Я засмеялась. Действительно Сабире подходит к жизни просто. Все разложено по полочкам. То, из-за чего мучаюсь я, для нее проблемы не составляет. Вся эта история с морфием... Я, конечно, не выдам ни ее, ни Мишеля, она знает. Может быть, она даже согласовала с Мишелем этот сегодняшний разговор со мной. Ну, не буду такой злой и недоверчивой.
— Ну так как, Наджие? Он ждет.
Я пожала плечами.
— У меня есть одно предложение. — Сабире поднялась со стула, подошла ко мне и обняла за плечи. — Почему бы тебе и Мишелю не съездить на несколько дней в наш приморский домишко. Место пустынное, особенно сейчас, поздняя осень, война. Он привезет кое-какие припасы. Между прочим, он прекрасно готовит кебап и пилав. Поживете совсем одни. Сначала поедет он, потом ты приедешь в моем экипаже.
Я молчала.
— Ну, Наджие! Скажи что-нибудь. Согласна?
— Да,— коротко бросила я.
И вдруг быстро обняла Сабире.
86
Снова одна. И что делаю? Ну, разумеется, думаю.

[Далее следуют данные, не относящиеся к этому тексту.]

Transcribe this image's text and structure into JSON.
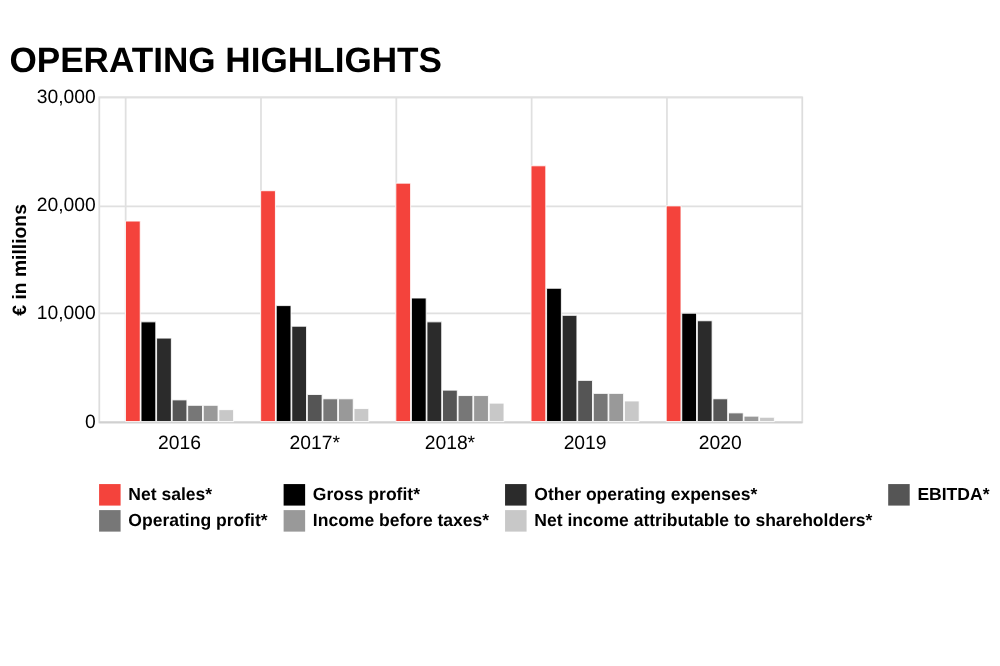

Интересно, что было бы, если бы я все-таки полюбила Ибрагим-бея? Наверное, если бы я уже тогда была настоящей женщиной, я бы заметила, что Ибрагим-бей готов полюбить меня; я бы повела сложную игру, обвела бы Сабире вокруг пальца, влюбила бы в себя Ибрагим-бея и, может быть, даже развела бы его с женой и женила бы на мне. И это не были бы перипетии любви, а просто сложная рискованная игра. То есть, нет, конечно, не просто... Сейчас мне как-то даже обидно; мне начинает казаться, что с интеллигентным турком- аристократом мне было бы гораздо лучше, чем с Мишелем; что эта связь с Мишелем унижает меня, даже перед Сабире унижает. А ей что? У нее нет никаких проблем. Она все впихнула в готовые формулы: «Я изменяю мужу, но я ведь все равно люблю его», «Мишель — армяшка, но ты ведь не собираешься за него замуж». Вдруг она еще станет задирать нос — мол, у нее муж, а у меня всего лишь любовник-армянин... Нет, глупости все это. Если что и унижает, так это подобные мысли.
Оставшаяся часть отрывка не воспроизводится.